De acordo com as disposições da Lei n.º 12.850/2013, que define organização criminosa e dispõe sobre a investigação criminal, os meios de obtenção da prova, infrações penais correlatas e o procedimento criminal, assinale a opção correta.
- A)Previsto na lei em apreço, o crime de promover, constituir, financiar ou integrar, pessoalmente ou por interposta pessoa, organização criminosa é, em qualquer circunstância, considerado hediondo
Errada, porque o crime do art. 2º da Lei 12.850/2013 não é hediondo em qualquer circunstância; a lei não traz essa classificação de forma automática.
- B)Para a caracterização do conceito de organização criminosa, previsto no primeiro artigo da lei em questão, é necessária apenas a cumulação dos seguintes requisitos: a associação de quatro ou mais pessoas estruturalmente ordenada e caracterizada pela divisão de tarefas, ainda que informalmente, com objetivo de obter, direta ou indiretamente, vantagem de qualquer natureza, mediante a prática de infrações penais.
Errada, porque a definição legal de organização criminosa exige quatro ou mais pessoas, mas também prevê crimes com pena máxima superior a 4 anos ou de caráter transnacional, o que a alternativa omite.
- C)A ação controlada, prevista na referida lei, sempre depende de expresso requerimento do MP e de autorização judicial prévia, para que a diligência seja efetuada.
Errada, porque a ação controlada não depende sempre de expresso requerimento do Ministério Público e de autorização judicial prévia; a disciplina legal é mais específica e não funciona assim de modo absoluto.
- D)É obrigatória a atuação do agente policial na infiltração de agentes, uma vez que aludido dever decorre das atribuições inerentes ao cargo.
Errada, porque a infiltração de agentes não é obrigatória; trata-se de técnica excepcional, condicionada aos requisitos legais e à autorização judicial.
- E)A infiltração de agentes de polícia em tarefas de investigação, representada pelo delegado de polícia ou requerida pelo MP, após manifestação técnica do delegado de polícia quando solicitada no curso de inquérito policial, terá de ser precedida de circunstanciada, motivada e sigilosa autorização judicial, que estabelecerá seus limites.

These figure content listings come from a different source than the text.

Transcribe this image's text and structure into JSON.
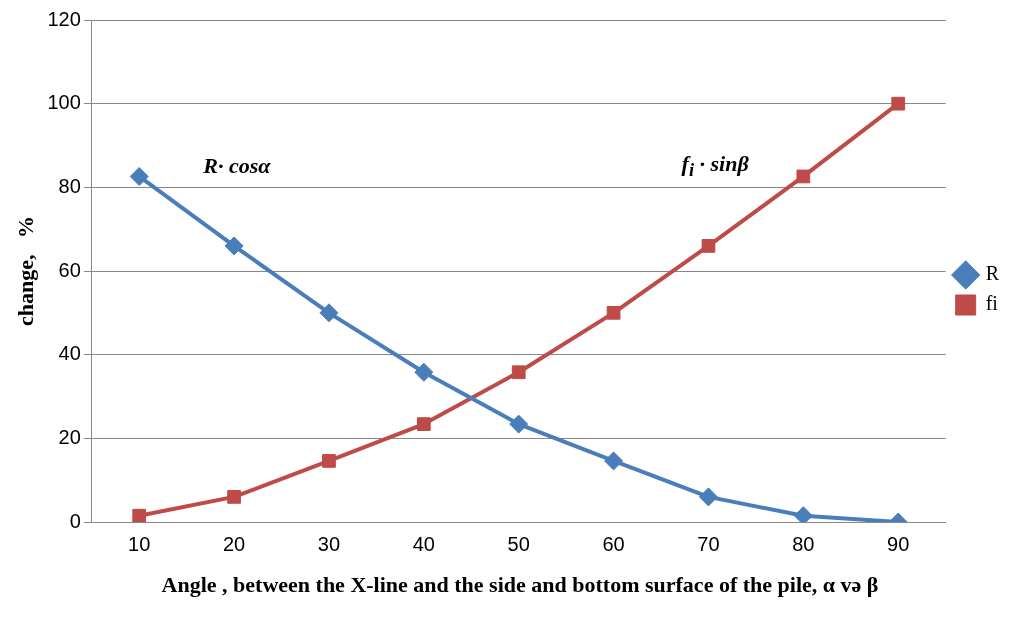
{
  "chart_data": {
    "type": "line",
    "xlabel": "Angle , between the  X-line and  the side and bottom surface of the pile, α və β",
    "ylabel": "change,   %",
    "categories": [
      "10",
      "20",
      "30",
      "40",
      "50",
      "60",
      "70",
      "80",
      "90"
    ],
    "series": [
      {
        "name": "R",
        "color": "#4a7ebb",
        "marker": "diamond",
        "values": [
          82.6,
          66,
          50,
          35.8,
          23.4,
          14.6,
          6,
          1.5,
          0
        ]
      },
      {
        "name": "fi",
        "color": "#be4b48",
        "marker": "square",
        "values": [
          1.5,
          6,
          14.6,
          23.4,
          35.8,
          50,
          66,
          82.6,
          100
        ]
      }
    ],
    "ylim": [
      0,
      120
    ],
    "yticks": [
      0,
      20,
      40,
      60,
      80,
      100,
      120
    ],
    "grid": "y",
    "legend": "right",
    "line_style": "solid",
    "annotations": [
      "R· cosα",
      "f$_{i}$ · sinβ"
    ]
  }
}
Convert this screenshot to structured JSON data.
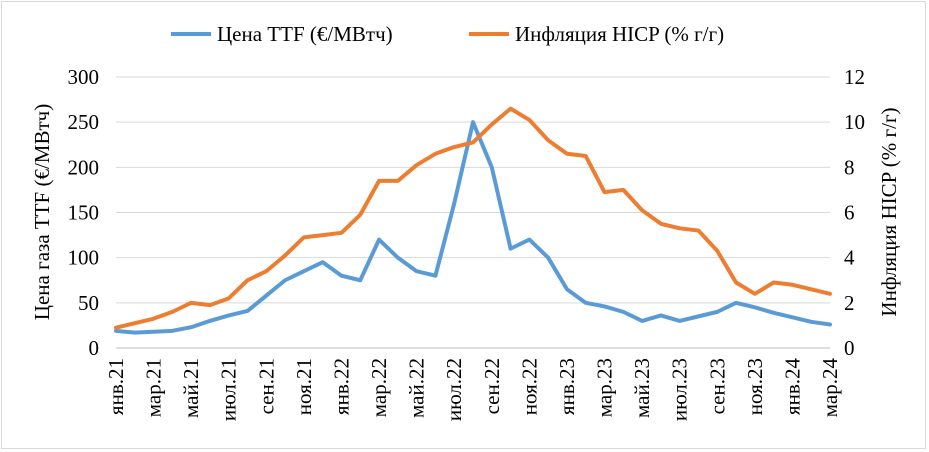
{
  "chart_data": {
    "type": "line",
    "categories": [
      "янв.21",
      "фев.21",
      "мар.21",
      "апр.21",
      "май.21",
      "июн.21",
      "июл.21",
      "авг.21",
      "сен.21",
      "окт.21",
      "ноя.21",
      "дек.21",
      "янв.22",
      "фев.22",
      "мар.22",
      "апр.22",
      "май.22",
      "июн.22",
      "июл.22",
      "авг.22",
      "сен.22",
      "окт.22",
      "ноя.22",
      "дек.22",
      "янв.23",
      "фев.23",
      "мар.23",
      "апр.23",
      "май.23",
      "июн.23",
      "июл.23",
      "авг.23",
      "сен.23",
      "окт.23",
      "ноя.23",
      "дек.23",
      "янв.24",
      "фев.24",
      "мар.24"
    ],
    "x_tick_labels": [
      "янв.21",
      "мар.21",
      "май.21",
      "июл.21",
      "сен.21",
      "ноя.21",
      "янв.22",
      "мар.22",
      "май.22",
      "июл.22",
      "сен.22",
      "ноя.22",
      "янв.23",
      "мар.23",
      "май.23",
      "июл.23",
      "сен.23",
      "ноя.23",
      "янв.24",
      "мар.24"
    ],
    "series": [
      {
        "name": "Цена TTF  (€/МВтч)",
        "axis": "left",
        "color": "#5B9BD5",
        "values": [
          19,
          17,
          18,
          19,
          23,
          30,
          36,
          41,
          58,
          75,
          85,
          95,
          80,
          75,
          120,
          100,
          85,
          80,
          160,
          250,
          200,
          110,
          120,
          100,
          65,
          50,
          46,
          40,
          30,
          36,
          30,
          35,
          40,
          50,
          45,
          39,
          34,
          29,
          26
        ]
      },
      {
        "name": "Инфляция HICP (% г/г)",
        "axis": "right",
        "color": "#ED7D31",
        "values": [
          0.9,
          1.1,
          1.3,
          1.6,
          2.0,
          1.9,
          2.2,
          3.0,
          3.4,
          4.1,
          4.9,
          5.0,
          5.1,
          5.9,
          7.4,
          7.4,
          8.1,
          8.6,
          8.9,
          9.1,
          9.9,
          10.6,
          10.1,
          9.2,
          8.6,
          8.5,
          6.9,
          7.0,
          6.1,
          5.5,
          5.3,
          5.2,
          4.3,
          2.9,
          2.4,
          2.9,
          2.8,
          2.6,
          2.4
        ]
      }
    ],
    "ylabel_left": "Цена газа TTF  (€/МВтч)",
    "ylabel_right": "Инфляция HICP (% г/г)",
    "ylim_left": [
      0,
      300
    ],
    "ylim_right": [
      0,
      12
    ],
    "yticks_left": [
      "0",
      "50",
      "100",
      "150",
      "200",
      "250",
      "300"
    ],
    "yticks_right": [
      "0",
      "2",
      "4",
      "6",
      "8",
      "10",
      "12"
    ],
    "grid": true,
    "legend_position": "top-center"
  }
}
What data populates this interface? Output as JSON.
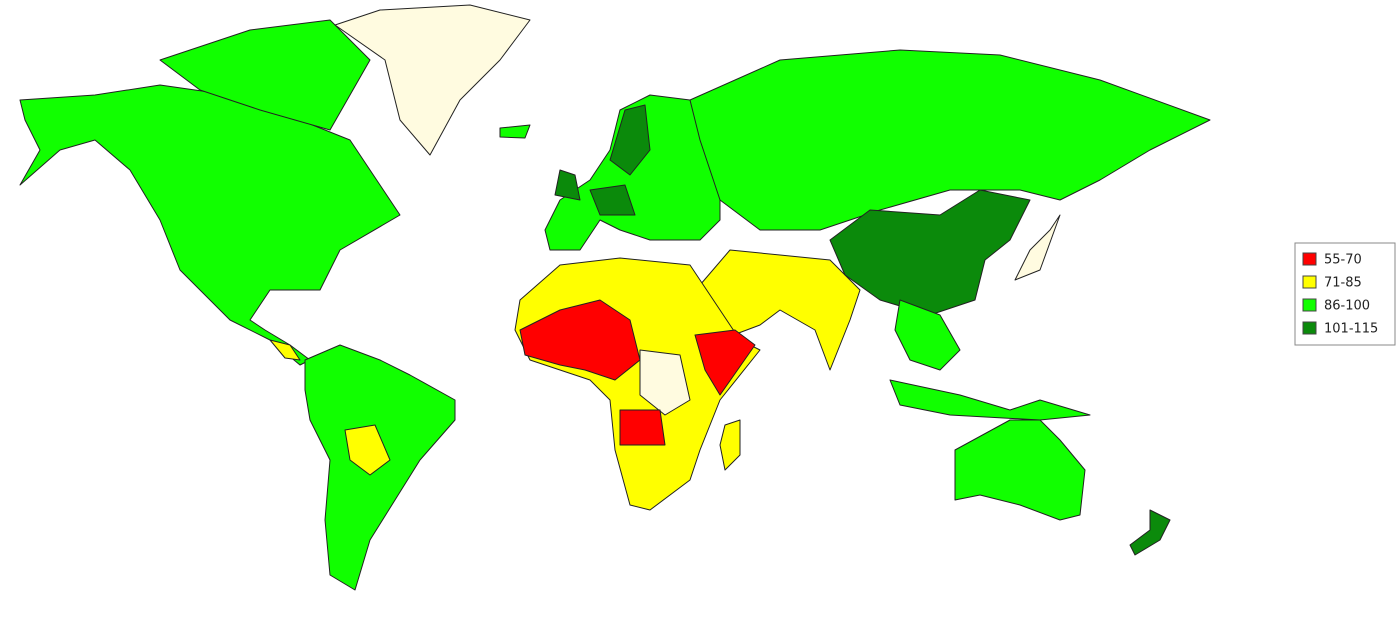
{
  "legend": {
    "items": [
      {
        "label": "55-70",
        "color": "#ff0000"
      },
      {
        "label": "71-85",
        "color": "#ffff00"
      },
      {
        "label": "86-100",
        "color": "#11ff00"
      },
      {
        "label": "101-115",
        "color": "#0b8a0b"
      }
    ]
  }
}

Certa, porque a Lei 12.850/2013 prevê que a infiltração de agentes pode ser representada pelo delegado de polícia ou requerida pelo Ministério Público, com autorização judicial circunstanciada, motivada e sigilosa, fixando limites.
Gabarito: E
A Lei 12.850/2013 trata da organização criminosa e também dos principais meios de obtenção de prova usados nesse tipo de investigação. O ponto central da questão é a infiltração de agentes, que não acontece de forma livre nem automática: ela depende de autorização judicial circunstanciada, motivada e sigilosa, com fixação de limites. Isso está no art. 10 da lei, que ainda prevê a participação do delegado de polícia na representação e do Ministério Público no requerimento, especialmente quando já houver inquérito policial em curso. Perceba a lógica da lei: como a infiltração é uma medida invasiva e de alto risco, o legislador exigiu controle judicial e fundamentação concreta. Nada de improviso ou de ação no estilo "vamos ver no que dá". A autorização judicial é o filtro que legitima a técnica e impede abuso. É por isso que a alternativa E está correta: ela reproduz, em essência, o que diz o art. 10 da Lei 12.850/2013. A banca gosta de cobrar exatamente esses detalhes de legitimidade e de iniciativa da medida, trocando um verbo aqui, omisso ali, para testar se você decorou a literalidade e entendeu a estrutura do procedimento. Como reforço, lembre também que a ação controlada e a infiltração são técnicas diferentes. A infiltração exige controle judicial prévio; a ação controlada tem disciplina própria no art. 8º e também não é uma medida solta no ar.